US Trade poker game in full swing
Since July 6th, both US and China have implemented additional trade tariffs, the result of an ongoing back-and-forth series of threats between US President Trump and Chinese President Xi. A first analysis of the impact of the tariffs leads to believe that the consumer will be differently impacted on both sides of the Pacific, but first, let’s have a look at how we arrived at this point.
Trade tariff timeline
- Jan 22nd 2018: Trump announces a 30% tariff on solar panels, a key Chinese import product
- March 1st 2018: Trump raises import taxes on steel with 25% and taxes on aluminium with 10%
- April 2nd 2018: the Chinese issues tariffs on $2,4 billion worth of American products and agricultural produce
- April 3rd 2018: the US retaliate with a 25% tax on mainly tech products, which are at the core of the “Made in China 2025” economic plan (semi-conductors, medical devices, …)
- April 4th 2018: China produces another list of 106 American products, subject to tariffs of 25%
- April 5th 2018: Trump threatens with taxes on another $100 billion worth of Chinese import
- April 16th 2018: the US Commerce department bans any collaboration Chinese telecom company ZTE, leading to ZTE to withdraw from the US in May. The company becomes a major negotiation tool in later negotiations between China and the US. On June 7th, the ban is lifted temporarily in exchange of a $1 billion payment to US
- June 15th 2018: Trump announces a 25% tariff on $50 billion worth of Chinese goods, mainly parts used in US based production
- June 18th 2018: Trump threatens to implement tariffs on an additional $200 billion worth of products, which, if implemented, would result in almost all Chinese products being subject of trade war related taxation
- June 27th 2018: the Trump administration wants to bar Chinese firms to invest in US technology.
- July 7th 2018: the US activates a 25% taxation on $34 billion worth Chinese goods. China retaliates immediately with an identical taxation
- Update after publication, July 11th 2018: the Trump administration announces 10% levy on another list of $200 billion worth of Chinese products, now submitted for a 2-month review process.
Impact on the car industry
Next to the trade war with China, the US President is also looking into additional tariffs for European cars, but the internationalisation of car manufacturers demonstrates that the impact of the tariffs is not necessarily linked to the nationality of the brand.
Many of the car brands produce vehicles on all continents. When sold in the local markets, these vehicles are exempt of trade tariffs. Within Asia, where high import taxations have existed for a longer time, OEM’s such as Toyota have developed production in most major countries to avoid tariffs and produce vehicles that are appealing to the local buyer (e.g. Toyota Hilux in Thailand, Toyota Innova in Indonesia). In addition, OEMs are also used to shift productions from one country to another. BMW, for example, can shift production of the popular X3 from the US to South-Africa and China, thus avoiding import taxes.
This leads us to an understanding that only few brands will feel the full impact of trade tariffs. Tesla, produced in the US and sold in China, is such an example.
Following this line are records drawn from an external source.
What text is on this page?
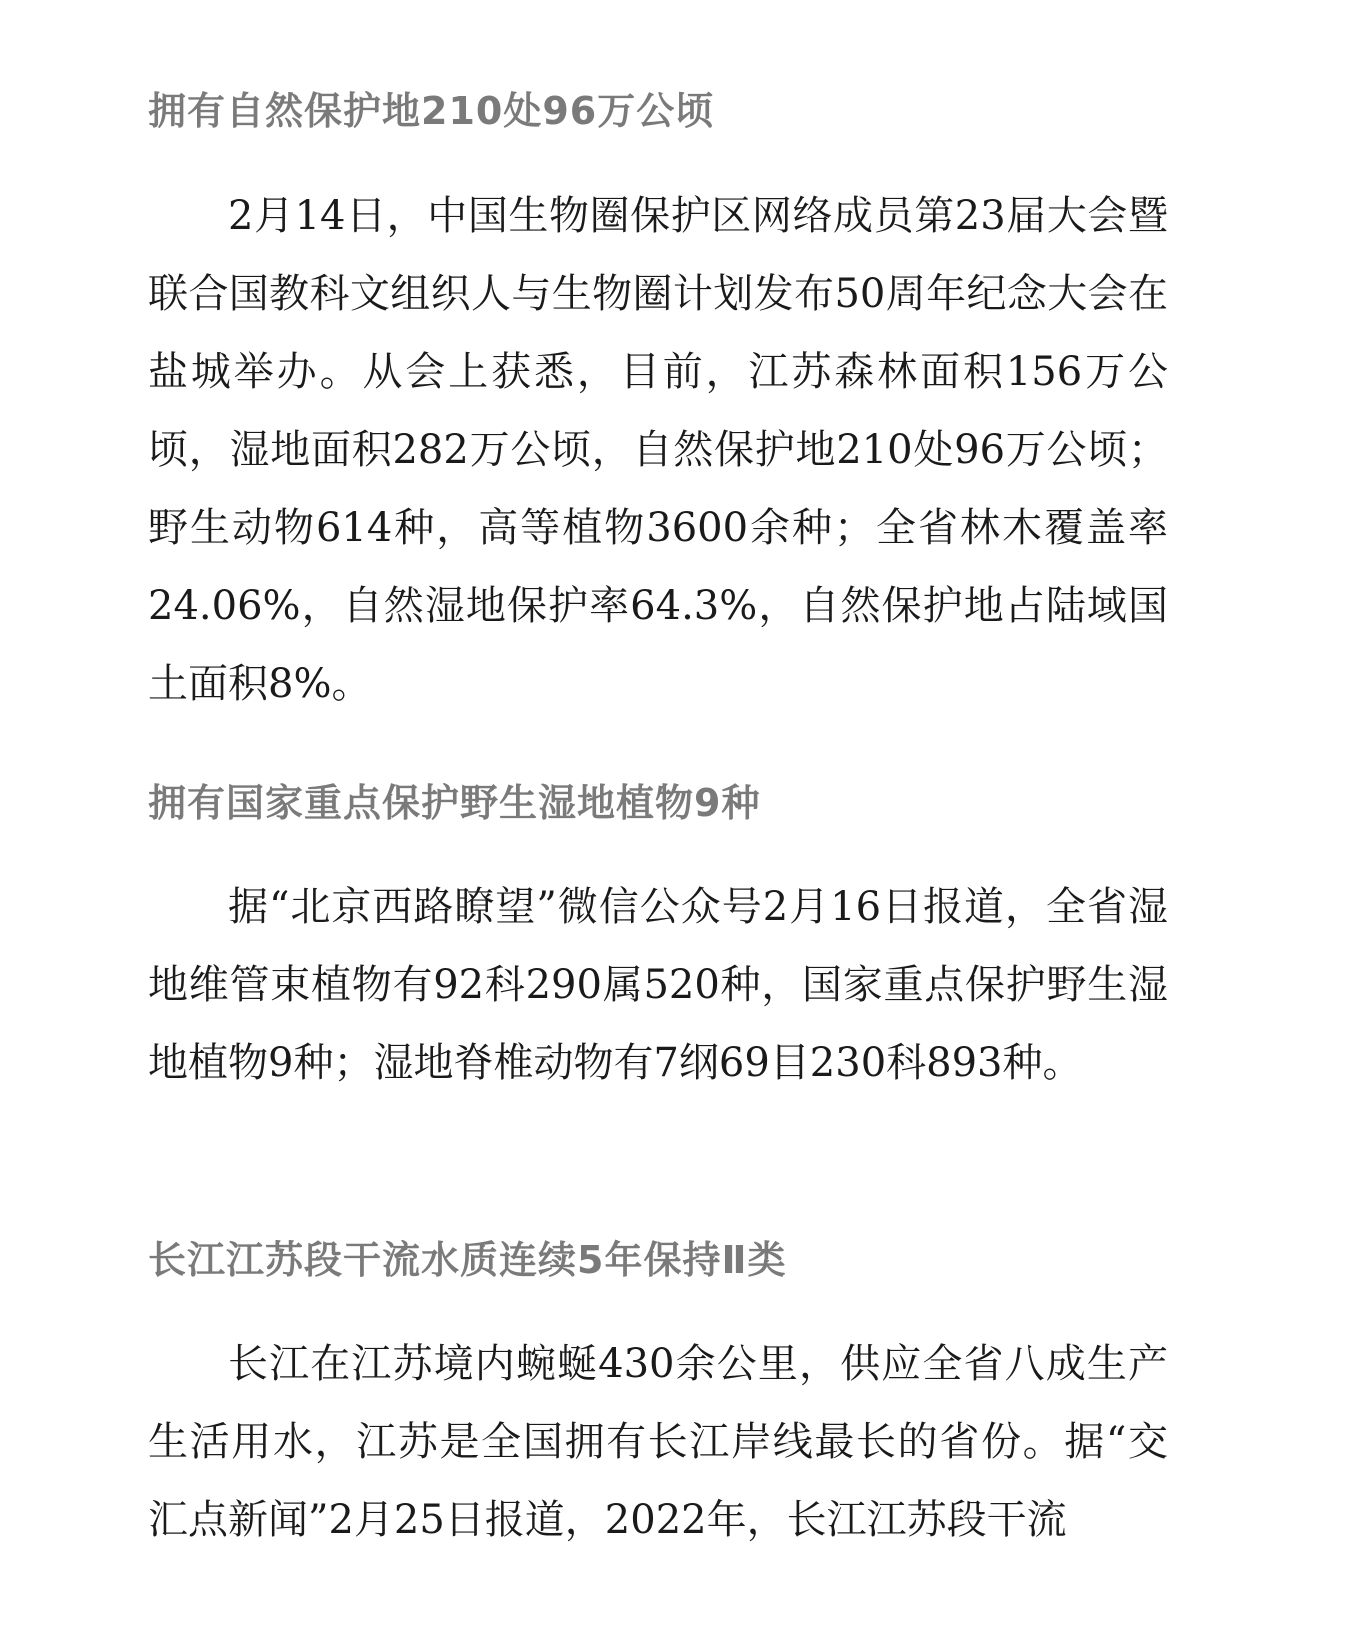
拥有自然保护地210处96万公顷

2月14日，中国生物圈保护区网络成员第23届大会暨联合国教科文组织人与生物圈计划发布50周年纪念大会在盐城举办。从会上获悉，目前，江苏森林面积156万公顷，湿地面积282万公顷，自然保护地210处96万公顷；野生动物614种，高等植物3600余种；全省林木覆盖率24.06%，自然湿地保护率64.3%，自然保护地占陆域国土面积8%。

拥有国家重点保护野生湿地植物9种

据“北京西路瞭望”微信公众号2月16日报道，全省湿地维管束植物有92科290属520种，国家重点保护野生湿地植物9种；湿地脊椎动物有7纲69目230科893种。

长江江苏段干流水质连续5年保持Ⅱ类

长江在江苏境内蜿蜒430余公里，供应全省八成生产生活用水，江苏是全国拥有长江岸线最长的省份。据“交汇点新闻”2月25日报道，2022年，长江江苏段干流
A Model S was sold in Beijing for $114.400 in January, but is on the market today for $125.300
A equally interesting aspect is the car part supply, much of which comes from China. Even for vehicles produced and sold in the US, the tariffs will have an impact as the car parts will become more expensive. This price increase is very likely to be transferred to the end customer rather than absorbed by the manufacturer.
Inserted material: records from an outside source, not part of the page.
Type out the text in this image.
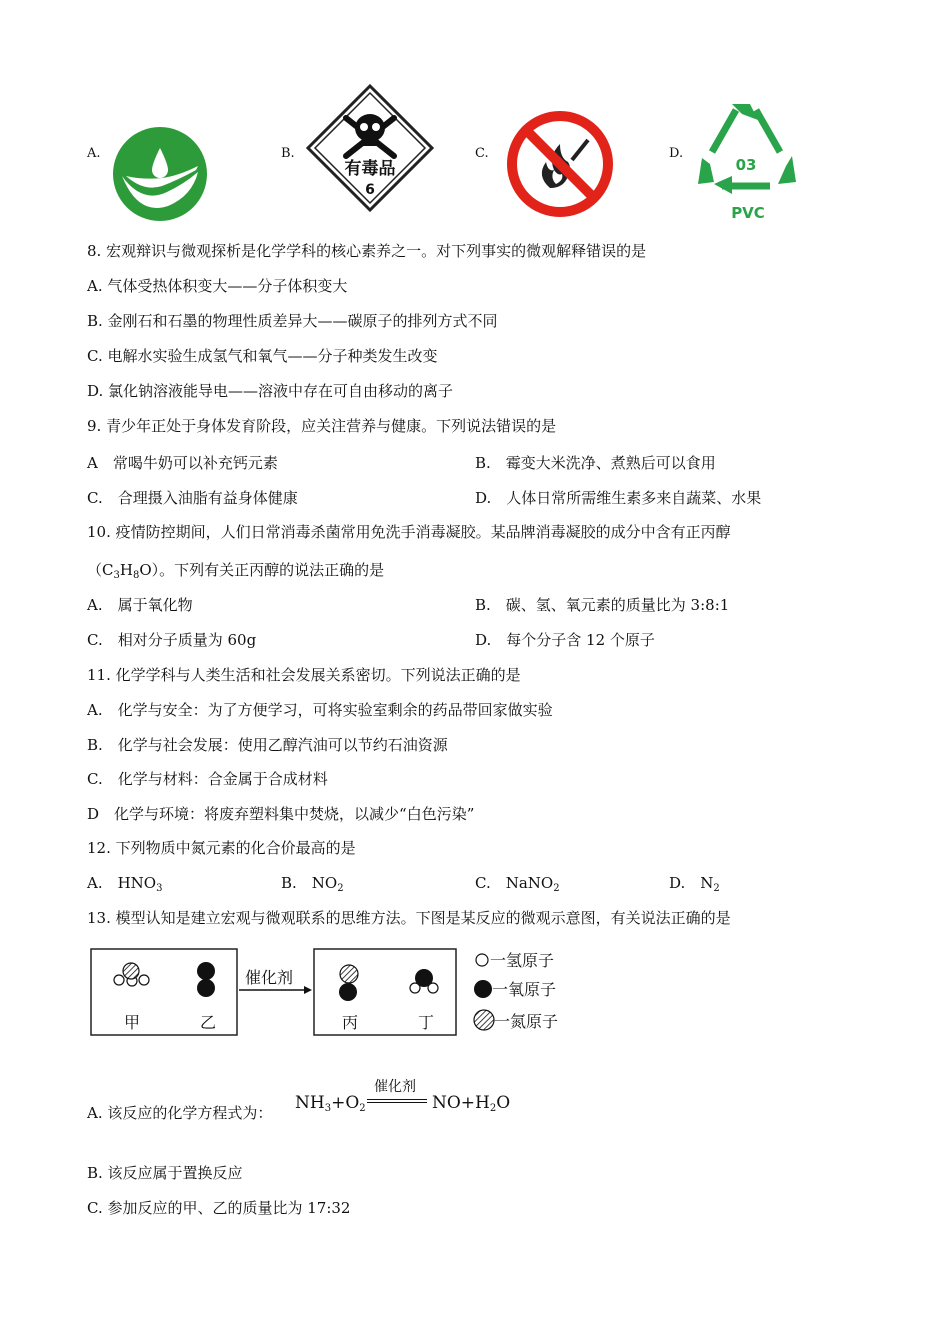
A.	B.
有毒品
6
C.	D.
03
PVC
8. 宏观辩识与微观探析是化学学科的核心素养之一。对下列事实的微观解释错误的是
A. 气体受热体积变大——分子体积变大
B. 金刚石和石墨的物理性质差异大——碳原子的排列方式不同
C. 电解水实验生成氢气和氧气——分子种类发生改变
D. 氯化钠溶液能导电——溶液中存在可自由移动的离子
9. 青少年正处于身体发育阶段，应关注营养与健康。下列说法错误的是
A　常喝牛奶可以补充钙元素	B.　霉变大米洗净、煮熟后可以食用
C.　合理摄入油脂有益身体健康	D.　人体日常所需维生素多来自蔬菜、水果
10. 疫情防控期间，人们日常消毒杀菌常用免洗手消毒凝胶。某品牌消毒凝胶的成分中含有正丙醇
$(C_3H_8O)$。下列有关正丙醇的说法正确的是
A.　属于氧化物	B.　碳、氢、氧元素的质量比为 3:8:1
C.　相对分子质量为 60g	D.　每个分子含 12 个原子
11. 化学学科与人类生活和社会发展关系密切。下列说法正确的是
A.　化学与安全：为了方便学习，可将实验室剩余的药品带回家做实验
B.　化学与社会发展：使用乙醇汽油可以节约石油资源
C.　化学与材料：合金属于合成材料
D　化学与环境：将废弃塑料集中焚烧，以减少“白色污染”
12. 下列物质中氮元素的化合价最高的是
A.　$HNO_3$	B.　$NO_2$	C.　NaNO$_2$	D.　$N_2$
13. 模型认知是建立宏观与微观联系的思维方法。下图是某反应的微观示意图，有关说法正确的是
甲	乙
催化剂
丙	丁
一氢原子
一氧原子
一氮原子
A. 该反应的化学方程式为：
催化剂
$NH_3+O_2$	$NO+H_2O$
B. 该反应属于置换反应
C. 参加反应的甲、乙的质量比为 17:32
The Japanese company Denso, one of the largest tier 1 suppliers for OEM’s, has been preparing to move a substantial part of its production to China and is now confronted with a likely price increase for export to the US. Similarly, Denso also does a lot of cross-border trade between US and Mexico, which could be affected by the US leaving NAFTA or tear up the agreement.
What about the Fleet Manager?
Some of the analysts, such as Mark Boada at Fleet Management Weekly, defend that the consequences of the trade war won’t be as dramatic as depicted in the newspapers. He foresees a rise in the second hand market, takes rightly into account that we won’t be renewing our entire car fleet in the next 12 months and thinks that an increased pricing might accelerate the right-sizing of company cars. He concludes by saying that an increase of lease cost was imminent, regardless of the trade war.
Even if we think Mark might be right from a short-term perspective in the automotive industry, the real issue seems not to come from the automotive industry, which is only one of the directly identified victims. The major problem will come from a combination of 2 giant economies, the US and China, that will potentially slow down, impacting employment, interest rates and gradually touching much more industries. The world economy was never balanced, but the brutality of a trade war is not going to help.